A indicação de telhados verdes nas novas edificações para o municipio de caruaru – pe.conidis

A indicação de telhados verdes nas novas edificações para o municipio de caruaru...

A INDICAÇÃO DE TELHADOS VERDES NAS NOVAS EDIFICAÇÕES PARA O MUNICIPIO DE CARUARU – PE

Marcelo Kozmhinsky

Universidade Federal Rural de Pernambuco, e-mail: marcelok1963@gmail.com

Raimundo Mainar de Medeiros

Universidade Federal Rural de Pernambuco, e-mail: mainarmedeiros@gmail.com

Edja Lillian Pacheco da Luz

Universidade Federal Rural de Pernambuco, e-mail lillian2800@hotmail.com

Marília Costa de Medeiros

Universidade Federal Rural de Pernambuco, e-mail: mariliamedeiros@hotmail.com.br

RESUMO

O município de Caruaru foi caracterizado através do estudo da umidade relativa e da temperatura do ar e precipitação entre os anos de 2013 a 2015. A cidade está localizada na mesorregião do Agreste pernambucano com 928,1 km2, numa altitude de 554 metros e coordenada geográfica de 08°17’S latitude e 35°58’W de longitude. Na análise utilizaram-se dos dados mensais dos anos de 2013, 2014 e 2015. A precipitação reduzida, a baixa umidade relativa do ar e altas temperaturas nos meses mais quentes e secos do ano sugerem a indicação do uso de telhados verdes nas coberturas das novas edificações para viabilizar o desenvolvimento de cidades mais sustentáveis. O surgimento de novos condomínios aconselha a necessidade de planejamento eficaz no perímetro urbano. O rápido crescimento da atividade imobiliária na cidade ocorre em consequência da expansão do setor da construção civil responsável pelo aumento de impactos ambientais em decorrência do surgimento das novas edificações em várias áreas da cidade. A recomendação do uso do telhado verde sucede em função da redução das áreas permeáveis em detrimento do aumento das áreas impermeáveis, que contribuem para o aumento do fenômeno conhecido como ilha de calor.

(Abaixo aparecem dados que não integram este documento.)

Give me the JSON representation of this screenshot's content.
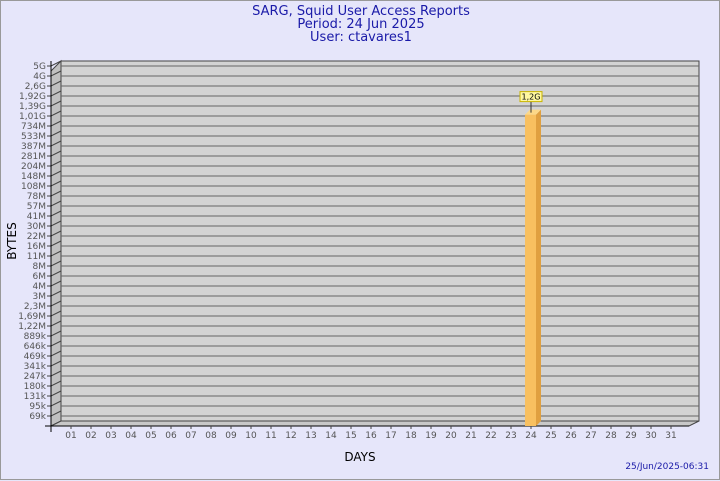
{
  "chart_data": {
    "type": "bar",
    "title": "SARG, Squid User Access Reports",
    "subtitle_period": "Period: 24 Jun 2025",
    "subtitle_user": "User: ctavares1",
    "xlabel": "DAYS",
    "ylabel": "BYTES",
    "y_scale": "log",
    "grid": true,
    "y_tick_labels": [
      "5G",
      "4G",
      "2,6G",
      "1,92G",
      "1,39G",
      "1,01G",
      "734M",
      "533M",
      "387M",
      "281M",
      "204M",
      "148M",
      "108M",
      "78M",
      "57M",
      "41M",
      "30M",
      "22M",
      "16M",
      "11M",
      "8M",
      "6M",
      "4M",
      "3M",
      "2,3M",
      "1,69M",
      "1,22M",
      "889k",
      "646k",
      "469k",
      "341k",
      "247k",
      "180k",
      "131k",
      "95k",
      "69k"
    ],
    "y_tick_values": [
      5000000000.0,
      4000000000.0,
      2600000000.0,
      1920000000.0,
      1390000000.0,
      1010000000.0,
      734000000.0,
      533000000.0,
      387000000.0,
      281000000.0,
      204000000.0,
      148000000.0,
      108000000.0,
      78000000.0,
      57000000.0,
      41000000.0,
      30000000.0,
      22000000.0,
      16000000.0,
      11000000.0,
      8000000.0,
      6000000.0,
      4000000.0,
      3000000.0,
      2300000.0,
      1690000.0,
      1220000.0,
      889000,
      646000,
      469000,
      341000,
      247000,
      180000,
      131000,
      95000,
      69000
    ],
    "categories": [
      "01",
      "02",
      "03",
      "04",
      "05",
      "06",
      "07",
      "08",
      "09",
      "10",
      "11",
      "12",
      "13",
      "14",
      "15",
      "16",
      "17",
      "18",
      "19",
      "20",
      "21",
      "22",
      "23",
      "24",
      "25",
      "26",
      "27",
      "28",
      "29",
      "30",
      "31"
    ],
    "series": [
      {
        "values": [
          null,
          null,
          null,
          null,
          null,
          null,
          null,
          null,
          null,
          null,
          null,
          null,
          null,
          null,
          null,
          null,
          null,
          null,
          null,
          null,
          null,
          null,
          null,
          1200000000.0,
          null,
          null,
          null,
          null,
          null,
          null,
          null
        ],
        "labels": {
          "24": "1,2G"
        }
      }
    ],
    "bar_color": "#f8c060",
    "timestamp": "25/Jun/2025-06:31"
  }
}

Os benefícios dos telhados verdes no espaço urbano estão relacionados ao aumento da umidade do ar, aumento de áreas permeáveis que captam e retarda a água da chuva, redução da temperatura ambiental, retenção de poluentes do ar aumenta de áreas verdes, redução das ilhas de calor e melhoria da qualidade de vida nas grandes e médias cidades.

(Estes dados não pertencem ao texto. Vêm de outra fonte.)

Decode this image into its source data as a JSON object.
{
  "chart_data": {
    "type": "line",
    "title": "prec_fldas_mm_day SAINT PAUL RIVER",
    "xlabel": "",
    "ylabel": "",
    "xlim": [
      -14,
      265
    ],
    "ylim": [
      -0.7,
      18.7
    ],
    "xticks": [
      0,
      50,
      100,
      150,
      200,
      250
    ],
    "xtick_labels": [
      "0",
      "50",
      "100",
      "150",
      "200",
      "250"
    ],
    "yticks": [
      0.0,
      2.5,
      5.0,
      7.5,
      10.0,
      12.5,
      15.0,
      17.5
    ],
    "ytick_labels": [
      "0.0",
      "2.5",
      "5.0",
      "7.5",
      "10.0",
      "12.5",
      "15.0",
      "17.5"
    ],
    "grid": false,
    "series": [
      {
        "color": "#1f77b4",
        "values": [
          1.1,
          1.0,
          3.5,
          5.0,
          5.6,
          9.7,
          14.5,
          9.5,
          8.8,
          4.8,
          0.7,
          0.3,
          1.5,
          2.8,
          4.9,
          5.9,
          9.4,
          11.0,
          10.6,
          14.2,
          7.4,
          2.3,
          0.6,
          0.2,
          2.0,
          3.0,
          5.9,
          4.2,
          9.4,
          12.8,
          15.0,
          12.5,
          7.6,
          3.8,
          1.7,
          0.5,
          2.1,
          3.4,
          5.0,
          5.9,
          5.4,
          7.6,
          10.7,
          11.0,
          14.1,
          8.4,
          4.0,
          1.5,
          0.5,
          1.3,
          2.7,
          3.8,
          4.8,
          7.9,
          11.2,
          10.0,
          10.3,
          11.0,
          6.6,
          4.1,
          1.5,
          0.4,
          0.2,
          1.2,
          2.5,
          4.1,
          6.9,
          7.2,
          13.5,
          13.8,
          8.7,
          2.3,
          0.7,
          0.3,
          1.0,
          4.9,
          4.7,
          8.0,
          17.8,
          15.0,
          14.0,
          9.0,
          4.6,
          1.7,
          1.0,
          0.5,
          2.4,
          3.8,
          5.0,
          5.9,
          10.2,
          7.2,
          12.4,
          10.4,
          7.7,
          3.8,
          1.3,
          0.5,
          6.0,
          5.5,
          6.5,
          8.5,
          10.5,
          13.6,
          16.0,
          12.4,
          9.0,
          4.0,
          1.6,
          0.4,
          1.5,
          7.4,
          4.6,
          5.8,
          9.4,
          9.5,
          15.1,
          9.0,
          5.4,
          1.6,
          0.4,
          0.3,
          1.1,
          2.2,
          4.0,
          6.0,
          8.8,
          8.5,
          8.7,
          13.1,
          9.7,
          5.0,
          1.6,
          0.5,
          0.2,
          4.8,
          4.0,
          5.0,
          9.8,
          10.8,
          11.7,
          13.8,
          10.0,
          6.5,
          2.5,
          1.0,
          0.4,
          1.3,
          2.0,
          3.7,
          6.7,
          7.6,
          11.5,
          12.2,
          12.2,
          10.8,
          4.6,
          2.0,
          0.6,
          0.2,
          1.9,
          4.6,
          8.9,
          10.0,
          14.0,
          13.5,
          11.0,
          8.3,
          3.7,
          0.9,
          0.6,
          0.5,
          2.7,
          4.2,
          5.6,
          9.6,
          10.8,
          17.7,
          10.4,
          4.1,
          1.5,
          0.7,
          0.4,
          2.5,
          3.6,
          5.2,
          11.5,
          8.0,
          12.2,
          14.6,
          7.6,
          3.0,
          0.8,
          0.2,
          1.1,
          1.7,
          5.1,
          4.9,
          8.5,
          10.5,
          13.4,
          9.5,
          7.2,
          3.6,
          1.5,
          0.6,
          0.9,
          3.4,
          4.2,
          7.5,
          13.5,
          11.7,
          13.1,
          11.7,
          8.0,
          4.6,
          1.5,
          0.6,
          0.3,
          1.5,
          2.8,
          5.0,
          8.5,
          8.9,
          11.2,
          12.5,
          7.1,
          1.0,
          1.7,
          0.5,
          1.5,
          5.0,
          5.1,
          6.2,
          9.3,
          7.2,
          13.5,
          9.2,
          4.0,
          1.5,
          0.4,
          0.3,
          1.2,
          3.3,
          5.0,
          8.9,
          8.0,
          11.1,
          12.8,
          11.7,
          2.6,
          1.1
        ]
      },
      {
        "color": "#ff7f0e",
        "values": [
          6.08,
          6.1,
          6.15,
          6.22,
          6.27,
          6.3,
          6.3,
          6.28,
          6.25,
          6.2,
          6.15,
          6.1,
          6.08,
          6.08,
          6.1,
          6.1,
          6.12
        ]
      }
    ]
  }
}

Palavras chaves: Precipitação, ilha de calor, espaço urbano.

ABSTRACT

The municipality of Caruaru was characterized by studying the relative humidity and air temperature and precipitation between the years 2013 to 2015. The city is located in the middle region of Pernambuco (Agreste) with 928.1 km2 altitude of 554 meters and geographic coordinates 08°17'S latitude and 35°58'W longitude. The analysis we used the monthly data for the years 2013, 2014 and 2015. The low rainfall, low relative humidity and high temperatures in the hottest and driest months of the year, suggest indicating the use of green roofs on new roofs building to enable the development of more sustainable cities. The emergence of new condominiums advises need for effective planning in the urban area. The rapid growth of real estate activity in the city is a result of the expansion of the construction sector responsible for the increase of environmental impacts due to the emergence of new buildings in various areas of the city. The recommendation of the use case green roof on account of the reduced permeability areas at the expense of increased impervious areas that contribute to the increase in the phenomenon known as heat island. The benefits of green roofs in urban areas are related to the increase in humidity, increased permeable areas that capture and slows rainwater, reducing environmental temperature, retention of air pollutants, increase green areas, reduction of Islands heat and improving the quality of life in large and medium cities.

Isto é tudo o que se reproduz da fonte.